Feature extraction on the other hand is the process by which the features are extracted from the raw data. It involves transforming raw data into a set of features that can be used to train an ML model. (For example, creating a new features which are combinations of original ones.
Both of these are very important as they help in filtering the features for our ML model which helps in determining the accuracy of the model.
2. Five Assumptions for Linear Regression?
-
Assumption 1 - Linearity: There is a linear relationship between the independent variables and the dependent variable. This assumption posits that there is a straight-line relationship between the independent variables (predictors) and the dependent variable (outcome). Mathematically, it implies that the change in the dependent variable due to one unit change in any one of the independent variables is constant.
-
Assumption 2 - Independence of errors: The errors (residuals) are independent of each other. This assumption requires that the residuals (errors) of the model, which are the differences between the observed values and the values predicted by the linear model, are independent of each other. This means that the error for one observation is not influenced by the error for any other observation, which is used for constructing confidence intervals and conducting hypothesis tests.
-
Assumption 3 - Homoscedasticity: The variance of the errors is constant across all predicted values. In other words, the size of the error does not vary with the value of the independent variables. When this assumption is violated, it leads to heteroscedasticity, where the variance of the errors differs at different levels of the independent variables, potentially compromising the efficiency of the regression estimates.
-
Assumption 4 - The error follows a normal distribution: This assumption is especially important for small sample sizes. For large sample sizes, the central limit theorem ensures that the distribution of residuals is approximately normal.
-
Assumption 5 - Independence of predictors: This assumption, also known as no multicollinearity, requires that the model's independent variables are not correlated. High correlation can lead to multicollinearity, which makes it difficult to interpret the effect of each independent variable on the dependent variable.
3. Difference between linear and non-linear regression?

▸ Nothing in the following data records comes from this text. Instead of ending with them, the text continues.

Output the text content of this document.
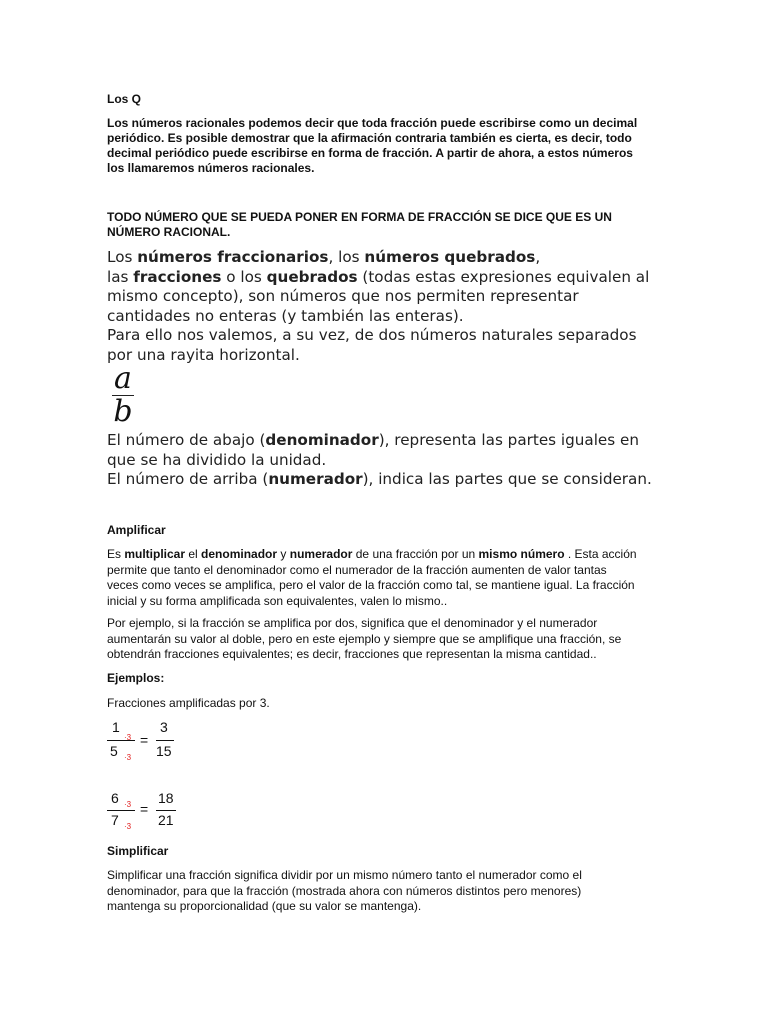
Los Q
Los números racionales podemos decir que toda fracción puede escribirse como un decimal
periódico. Es posible demostrar que la afirmación contraria también es cierta, es decir, todo
decimal periódico puede escribirse en forma de fracción. A partir de ahora, a estos números
los llamaremos números racionales.
TODO NÚMERO QUE SE PUEDA PONER EN FORMA DE FRACCIÓN SE DICE QUE ES UN
NÚMERO RACIONAL.
Los números fraccionarios, los números quebrados,
las fracciones o los quebrados (todas estas expresiones equivalen al
mismo concepto), son números que nos permiten representar
cantidades no enteras (y también las enteras).
Para ello nos valemos, a su vez, de dos números naturales separados
por una rayita horizontal.
a
b
El número de abajo (denominador), representa las partes iguales en
que se ha dividido la unidad.
El número de arriba (numerador), indica las partes que se consideran.
Amplificar
Es multiplicar el denominador y numerador de una fracción por un mismo número . Esta acción
permite que tanto el denominador como el numerador de la fracción aumenten de valor tantas
veces como veces se amplifica, pero el valor de la fracción como tal, se mantiene igual. La fracción
inicial y su forma amplificada son equivalentes, valen lo mismo..
Por ejemplo, si la fracción se amplifica por dos, significa que el denominador y el numerador
aumentarán su valor al doble, pero en este ejemplo y siempre que se amplifique una fracción, se
obtendrán fracciones equivalentes; es decir, fracciones que representan la misma cantidad..
Ejemplos:
Fracciones amplificadas por 3.
1
·3
5 ·3
=
3
15
6 ·3
7 ·3
=
18
21
Simplificar
Simplificar una fracción significa dividir por un mismo número tanto el numerador como el
denominador, para que la fracción (mostrada ahora con números distintos pero menores)
mantenga su proporcionalidad (que su valor se mantenga).
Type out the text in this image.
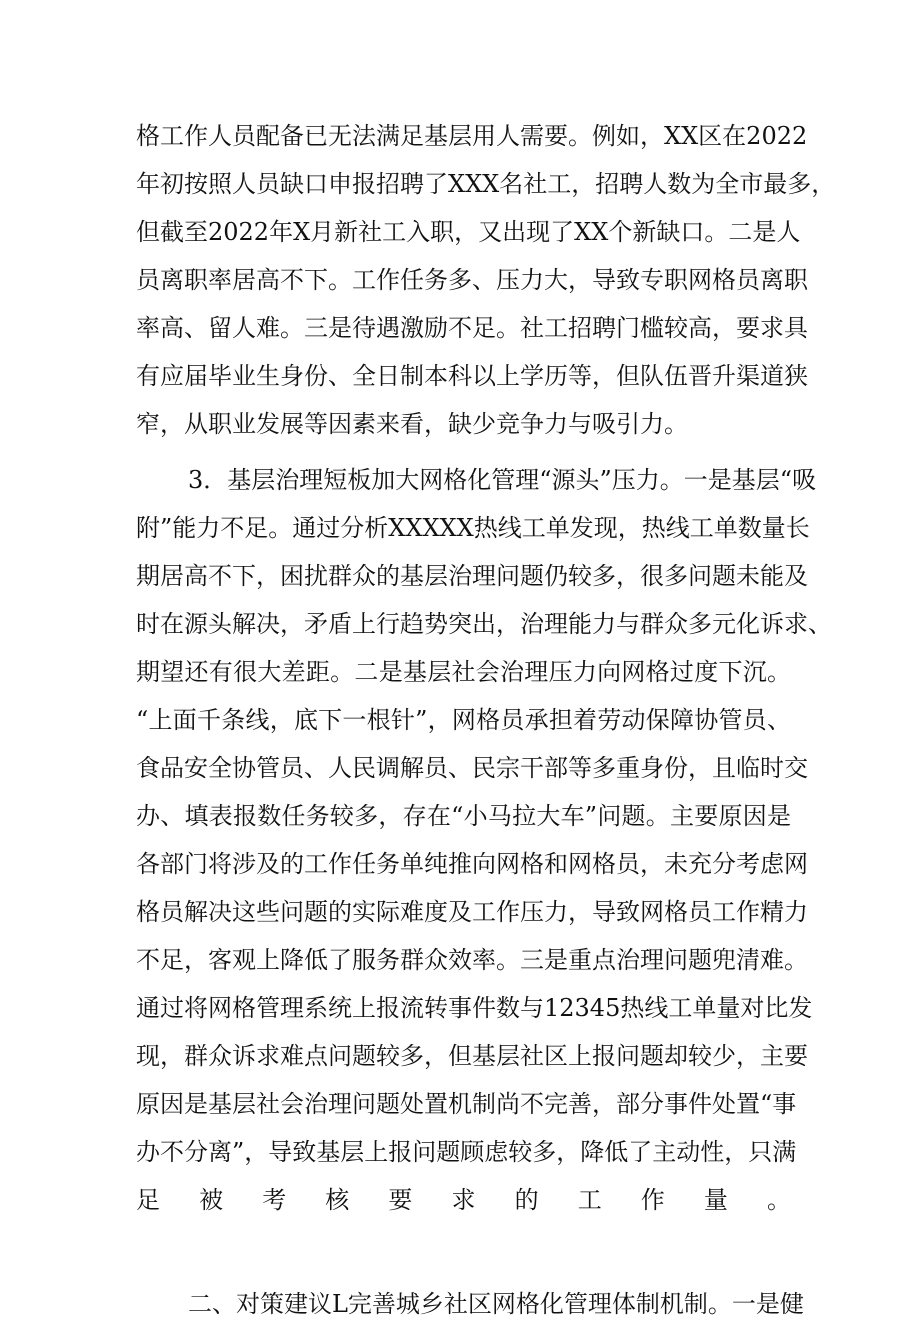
格工作人员配备已无法满足基层用人需要。例如，XX区在2022
年初按照人员缺口申报招聘了XXX名社工，招聘人数为全市最多，
但截至2022年X月新社工入职，又出现了XX个新缺口。二是人
员离职率居高不下。工作任务多、压力大，导致专职网格员离职
率高、留人难。三是待遇激励不足。社工招聘门槛较高，要求具
有应届毕业生身份、全日制本科以上学历等，但队伍晋升渠道狭
窄，从职业发展等因素来看，缺少竞争力与吸引力。
3．基层治理短板加大网格化管理“源头”压力。一是基层“吸
附”能力不足。通过分析XXXXX热线工单发现，热线工单数量长
期居高不下，困扰群众的基层治理问题仍较多，很多问题未能及
时在源头解决，矛盾上行趋势突出，治理能力与群众多元化诉求、
期望还有很大差距。二是基层社会治理压力向网格过度下沉。
“上面千条线，底下一根针”，网格员承担着劳动保障协管员、
食品安全协管员、人民调解员、民宗干部等多重身份，且临时交
办、填表报数任务较多，存在“小马拉大车”问题。主要原因是
各部门将涉及的工作任务单纯推向网格和网格员，未充分考虑网
格员解决这些问题的实际难度及工作压力，导致网格员工作精力
不足，客观上降低了服务群众效率。三是重点治理问题兜清难。
通过将网格管理系统上报流转事件数与12345热线工单量对比发
现，群众诉求难点问题较多，但基层社区上报问题却较少，主要
原因是基层社会治理问题处置机制尚不完善，部分事件处置“事
办不分离”，导致基层上报问题顾虑较多，降低了主动性，只满
足被考核要求的工作量。
二、对策建议L完善城乡社区网格化管理体制机制。一是健
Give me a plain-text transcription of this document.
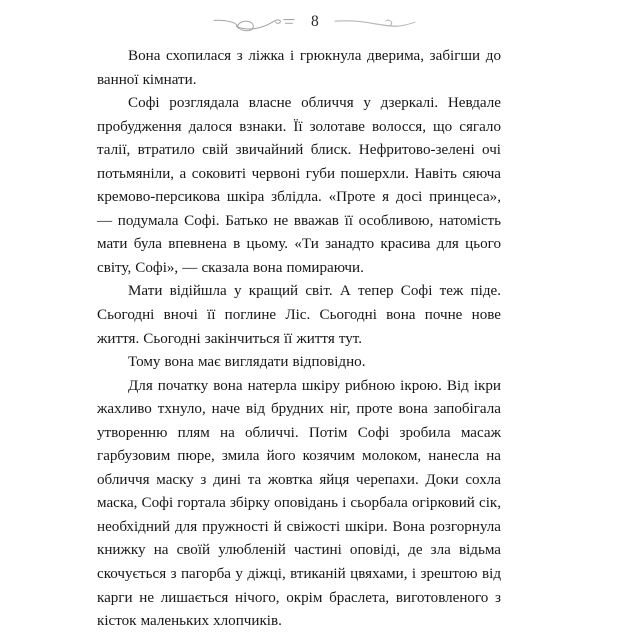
8

Вона схопилася з ліжка і грюкнула дверима, забігши до ванної кімнати.

Софі розглядала власне обличчя у дзеркалі. Невдале пробудження далося взнаки. Її золотаве волосся, що сягало талії, втратило свій звичайний блиск. Нефритово-зелені очі потьмяніли, а соковиті червоні губи пошерхли. Навіть сяюча кремово-персикова шкіра зблідла. «Проте я досі принцеса», — подумала Софі. Батько не вважав її особливою, натомість мати була впевнена в цьому. «Ти занадто красива для цього світу, Софі», — сказала вона помираючи.

Мати відійшла у кращий світ. А тепер Софі теж піде. Сьогодні вночі її поглине Ліс. Сьогодні вона почне нове життя. Сьогодні закінчиться її життя тут.

Тому вона має виглядати відповідно.

Для початку вона натерла шкіру рибною ікрою. Від ікри жахливо тхнуло, наче від брудних ніг, проте вона запобігала утворенню плям на обличчі. Потім Софі зробила масаж гарбузовим пюре, змила його козячим молоком, нанесла на обличчя маску з дині та жовтка яйця черепахи. Доки сохла маска, Софі гортала збірку оповідань і сьорбала огірковий сік, необхідний для пружності й свіжості шкіри. Вона розгорнула книжку на своїй улюбленій частині оповіді, де зла відьма скочується з пагорба у діжці, втиканій цвяхами, і зрештою від карги не лишається нічого, окрім браслета, виготовленого з кісток маленьких хлопчиків.
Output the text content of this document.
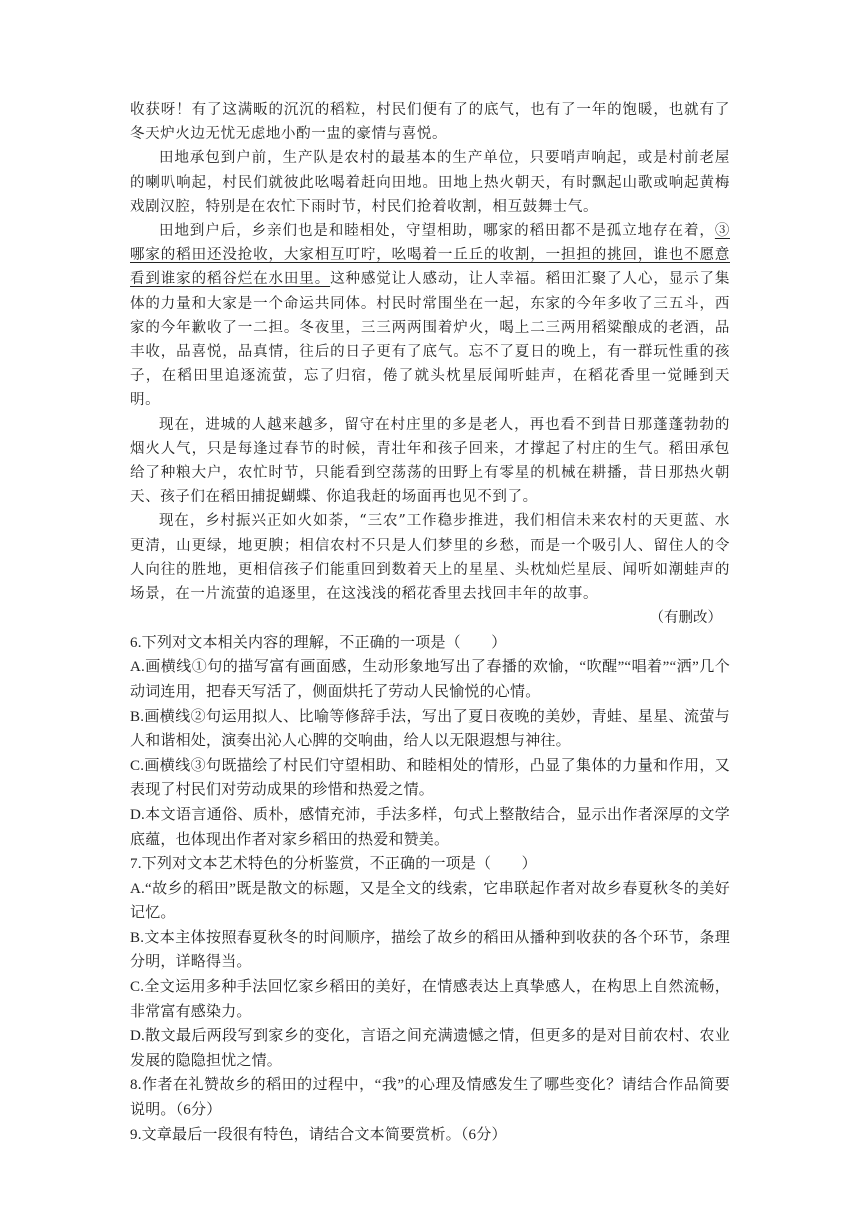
收获呀！有了这满畈的沉沉的稻粒，村民们便有了的底气，也有了一年的饱暖，也就有了冬天炉火边无忧无虑地小酌一盅的豪情与喜悦。

田地承包到户前，生产队是农村的最基本的生产单位，只要哨声响起，或是村前老屋的喇叭响起，村民们就彼此吆喝着赶向田地。田地上热火朝天，有时飘起山歌或响起黄梅戏剧汉腔，特别是在农忙下雨时节，村民们抢着收割，相互鼓舞士气。

田地到户后，乡亲们也是和睦相处，守望相助，哪家的稻田都不是孤立地存在着，③哪家的稻田还没抢收，大家相互叮咛，吆喝着一丘丘的收割，一担担的挑回，谁也不愿意看到谁家的稻谷烂在水田里。这种感觉让人感动，让人幸福。稻田汇聚了人心，显示了集体的力量和大家是一个命运共同体。村民时常围坐在一起，东家的今年多收了三五斗，西家的今年歉收了一二担。冬夜里，三三两两围着炉火，喝上二三两用稻粱酿成的老酒，品丰收，品喜悦，品真情，往后的日子更有了底气。忘不了夏日的晚上，有一群玩性重的孩子，在稻田里追逐流萤，忘了归宿，倦了就头枕星辰闻听蛙声，在稻花香里一觉睡到天明。

现在，进城的人越来越多，留守在村庄里的多是老人，再也看不到昔日那蓬蓬勃勃的烟火人气，只是每逢过春节的时候，青壮年和孩子回来，才撑起了村庄的生气。稻田承包给了种粮大户，农忙时节，只能看到空荡荡的田野上有零星的机械在耕播，昔日那热火朝天、孩子们在稻田捕捉蝴蝶、你追我赶的场面再也见不到了。

现在，乡村振兴正如火如荼，“三农”工作稳步推进，我们相信未来农村的天更蓝、水更清，山更绿，地更腴；相信农村不只是人们梦里的乡愁，而是一个吸引人、留住人的令人向往的胜地，更相信孩子们能重回到数着天上的星星、头枕灿烂星辰、闻听如潮蛙声的场景，在一片流萤的追逐里，在这浅浅的稻花香里去找回丰年的故事。

（有删改）

6.下列对文本相关内容的理解，不正确的一项是（　　）

A.画横线①句的描写富有画面感，生动形象地写出了春播的欢愉，“吹醒”“唱着”“洒”几个动词连用，把春天写活了，侧面烘托了劳动人民愉悦的心情。

B.画横线②句运用拟人、比喻等修辞手法，写出了夏日夜晚的美妙，青蛙、星星、流萤与人和谐相处，演奏出沁人心脾的交响曲，给人以无限遐想与神往。

C.画横线③句既描绘了村民们守望相助、和睦相处的情形，凸显了集体的力量和作用，又表现了村民们对劳动成果的珍惜和热爱之情。

D.本文语言通俗、质朴，感情充沛，手法多样，句式上整散结合，显示出作者深厚的文学底蕴，也体现出作者对家乡稻田的热爱和赞美。

7.下列对文本艺术特色的分析鉴赏，不正确的一项是（　　）

A.“故乡的稻田”既是散文的标题，又是全文的线索，它串联起作者对故乡春夏秋冬的美好记忆。

B.文本主体按照春夏秋冬的时间顺序，描绘了故乡的稻田从播种到收获的各个环节，条理分明，详略得当。

C.全文运用多种手法回忆家乡稻田的美好，在情感表达上真挚感人，在构思上自然流畅，非常富有感染力。

D.散文最后两段写到家乡的变化，言语之间充满遗憾之情，但更多的是对目前农村、农业发展的隐隐担忧之情。

8.作者在礼赞故乡的稻田的过程中，“我”的心理及情感发生了哪些变化？请结合作品简要说明。（6分）

9.文章最后一段很有特色，请结合文本简要赏析。（6分）
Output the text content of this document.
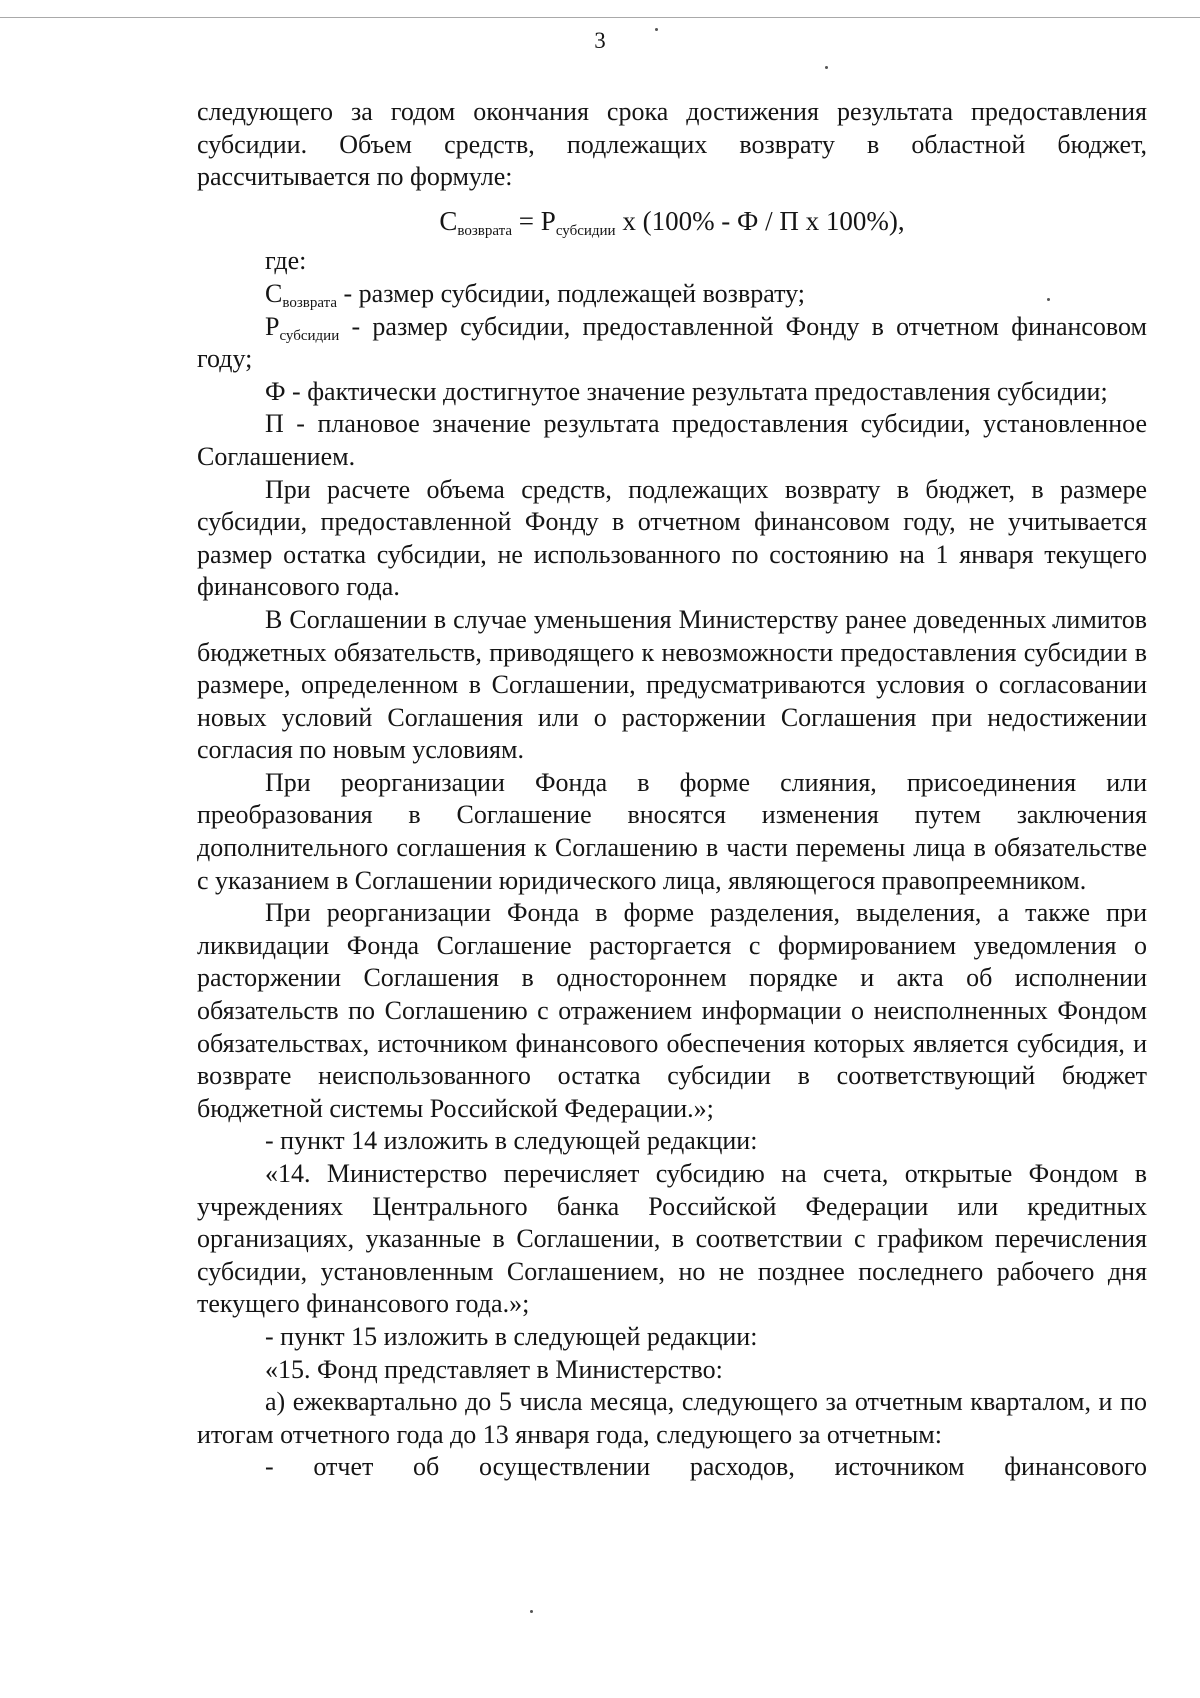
3

следующего за годом окончания срока достижения результата предоставления субсидии. Объем средств, подлежащих возврату в областной бюджет, рассчитывается по формуле:

$С_{возврата} = Р_{субсидии}$ х (100% - Ф / П х 100%),

где:

$С_{возврата}$ - размер субсидии, подлежащей возврату;

$Р_{субсидии}$ - размер субсидии, предоставленной Фонду в отчетном финансовом году;

Ф - фактически достигнутое значение результата предоставления субсидии;

П - плановое значение результата предоставления субсидии, установленное Соглашением.

При расчете объема средств, подлежащих возврату в бюджет, в размере субсидии, предоставленной Фонду в отчетном финансовом году, не учитывается размер остатка субсидии, не использованного по состоянию на 1 января текущего финансового года.

В Соглашении в случае уменьшения Министерству ранее доведенных лимитов бюджетных обязательств, приводящего к невозможности предоставления субсидии в размере, определенном в Соглашении, предусматриваются условия о согласовании новых условий Соглашения или о расторжении Соглашения при недостижении согласия по новым условиям.

При реорганизации Фонда в форме слияния, присоединения или преобразования в Соглашение вносятся изменения путем заключения дополнительного соглашения к Соглашению в части перемены лица в обязательстве с указанием в Соглашении юридического лица, являющегося правопреемником.

При реорганизации Фонда в форме разделения, выделения, а также при ликвидации Фонда Соглашение расторгается с формированием уведомления о расторжении Соглашения в одностороннем порядке и акта об исполнении обязательств по Соглашению с отражением информации о неисполненных Фондом обязательствах, источником финансового обеспечения которых является субсидия, и возврате неиспользованного остатка субсидии в соответствующий бюджет бюджетной системы Российской Федерации.»;

- пункт 14 изложить в следующей редакции:

«14. Министерство перечисляет субсидию на счета, открытые Фондом в учреждениях Центрального банка Российской Федерации или кредитных организациях, указанные в Соглашении, в соответствии с графиком перечисления субсидии, установленным Соглашением, но не позднее последнего рабочего дня текущего финансового года.»;

- пункт 15 изложить в следующей редакции:

«15. Фонд представляет в Министерство:

а) ежеквартально до 5 числа месяца, следующего за отчетным кварталом, и по итогам отчетного года до 13 января года, следующего за отчетным:

- отчет об осуществлении расходов, источником финансового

Linear regression is the method that is used to find the relationship between a dependent variable and one or more independent variables. The mode finds the best-fit line, which is a linear function, that helps in fitting the model in such a way that the error is minimal.
A non-linear regression is used to model the relationship between a dependent variable and one or more independent variables by a non-linear equation. Moreover, non-linear regression models are more flexible and are able to find more complex relationships between variables.
4. Identifying Underfitting and Overfitting in a Model?
Underfitting occurs when a statistical model or machine learning algorithm is not able to capture the underlying patterns of the data. This can happen for a variety of reasons, but one common cause is that the model is too simple and is not able to capture the complexity of the data.
The training error of an underfitting error will be high, i.e., the model will not be able to learn from the training data and will perform poorly. Also, the validation error will be high as it will perform poorly on the new, unseen test data.
Overfitting occurs when the model learns the whole training data and performs extremely well on the training data, but poorly on the test data. The testing error of the model is high compared to the training error.